Since academic ethics require you to read it before writing a paper on it, you may as well get your answer there.
I am enjoying it tremendously and learning a very great deal. The only downside is the cover. It’s led to two rather awkward conversations with strangers so far and the second would have been rather more awkward if I hadn’t told an artful lie about what the word “historicity” means. At least Brodie kept it vague. 😛
I have some advice for prospective readers, especially relatively uninformed amateurs like myself: this is not a mystery novel. When Richard writes something like, “A means B, as I will show in chapter 7,” you should probably skip ahead and read the relevant passage. Certain sets of related facts have a bearing on multiple truth-claims but can only be explicated once. Also, at least glance at every footnote: there’s a LOT in them beyond source citations. Looking forward to the class- cheers!
Hi,
This probably isn’t the best place to address this but I don’t know another good way to contact someone. I consider myself newly atheist after years of being a Christian. As such I’m hungry for information. I’m unfortunately broke so can’t buy many books. So I marched to my local library hoping to find research info there. As long as you want confirmation of Christianity my library carries plenty ( I live in the bible belt). Approximately 3 rows of bookshelves with everything you could ever hope for to confirm your faith. However, not a single book by anyone about atheism. Not by you, Ehrman, Baker, Dawkins, Hitchens, Harris… anyone. The only thing I could find about evolution was to tear it apart. I’ll be happy to post a link to my library so you can check their catalog yourself. I asked about it and they won’t purchase from my single request. Is there any chance of anyone out there donating a copy of any relevant books to my local library? I’d love to read this book as all your blog info has been great. Thanks for taking the time to listen.
You can put your library’s link here, so anyone who does read this and is keen can send something. (Although be aware that in very conservative areas, they still might not add a book even when it’s free; they’ll throw it away, give it to a used bookstore, or sell it; so you might want to make sure they’ll even actually accept specific donated books into the collection.)
In the meantime, use InterLibrary Loan.
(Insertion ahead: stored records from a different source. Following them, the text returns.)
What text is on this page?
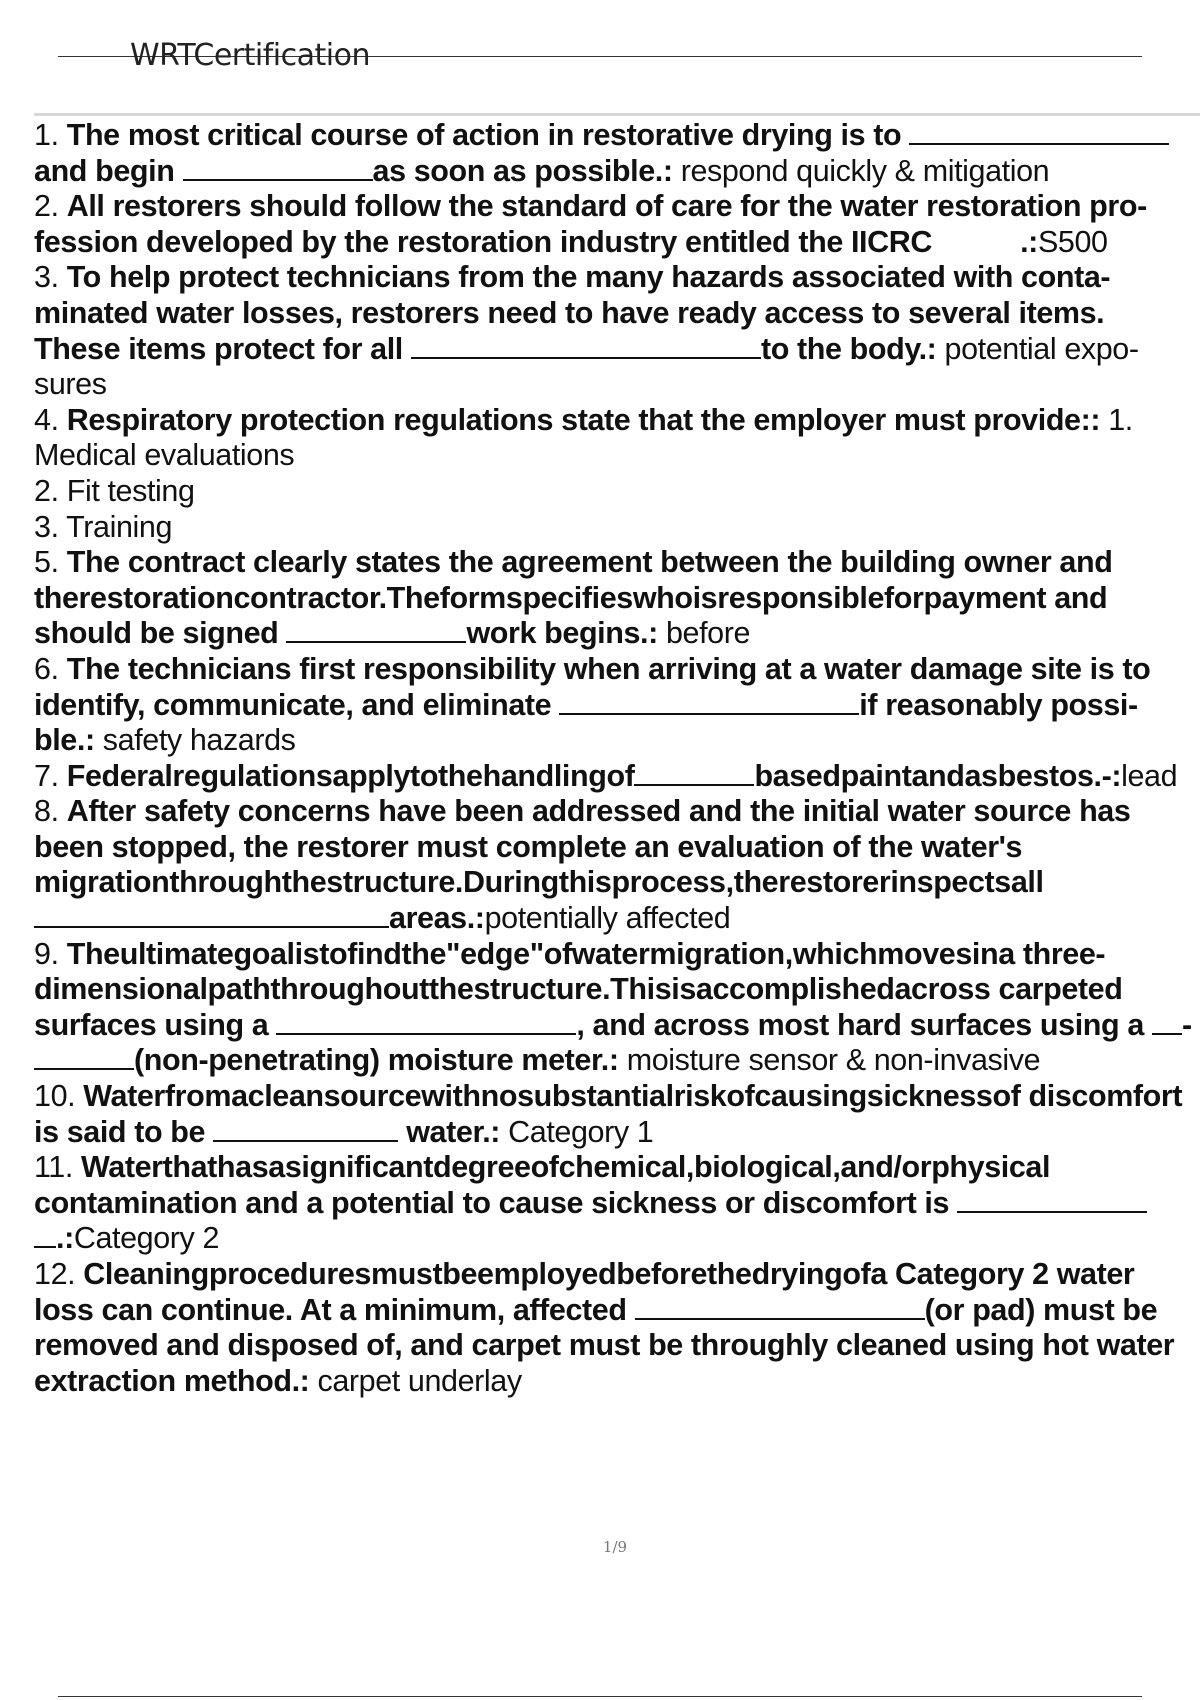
WRTCertification

1. The most critical course of action in restorative drying is to
and begin	as soon as possible.: respond quickly & mitigation

2. All restorers should follow the standard of care for the water restoration pro-fession developed by the restoration industry entitled the IICRC	.:S500

3. To help protect technicians from the many hazards associated with conta-minated water losses, restorers need to have ready access to several items. These items protect for all	to the body.: potential expo-sures

4. Respiratory protection regulations state that the employer must provide:: 1. Medical evaluations
2. Fit testing
3. Training

5. The contract clearly states the agreement between the building owner and therestorationcontractor.Theformspecifieswhoisresponsibleforpayment and should be signed	work begins.: before

6. The technicians first responsibility when arriving at a water damage site is to identify, communicate, and eliminate	if reasonably possi-ble.: safety hazards

7. Federalregulationsapplytothehandlingof	basedpaintandasbestos.-:lead

8. After safety concerns have been addressed and the initial water source has been stopped, the restorer must complete an evaluation of the water's migrationthroughthestructure.Duringthisprocess,therestorerinspectsall
areas.:potentially affected

9. Theultimategoalistofindthe"edge"ofwatermigration,whichmovesina three-dimensionalpaththroughoutthestructure.Thisisaccomplishedacross carpeted surfaces using a	, and across most hard surfaces using a -(non-penetrating) moisture meter.: moisture sensor & non-invasive

10. Waterfromacleansourcewithnosubstantialriskofcausingsicknessof discomfort is said to be	water.: Category 1

11. Waterthathasasignificantdegreeofchemical,biological,and/orphysical contamination and a potential to cause sickness or discomfort is
.:Category 2

12. Cleaningproceduresmustbeemployedbeforethedryingofa Category 2 water loss can continue. At a minimum, affected	(or pad) must be removed and disposed of, and carpet must be throughly cleaned using hot water extraction method.: carpet underlay

1/9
This is usually free or for a nominal fee (of a couple bucks). Just ask the reference librarian at your public library how to put in an ILL request.
I’ve just ordered the book and it will be here by the end of the month. I can hardly wait.
After more than sixty years of declaring that Jesus probably didn’t exist, I will at last be able to quote a peer reviewed book written by an expert in the field. I’m excited.
It got here on July 25. I’m even more excited.
I know I’m asking a question that’s been asked before but, admittedly, I’m just to impatient. How’s the eBook version of the book coming along? Specifically the nook version?
No update as yet. Still no contract. I’ll rattle cages.
Can you make John Dickson eat a page from his bible?
As he says “…I will eat a page of my Bible if someone can find me just one full Professor of Ancient History, Classics, or New Testament in an accredited university somewhere in the world (there are thousands of names to chose from) who thinks Jesus never lived.”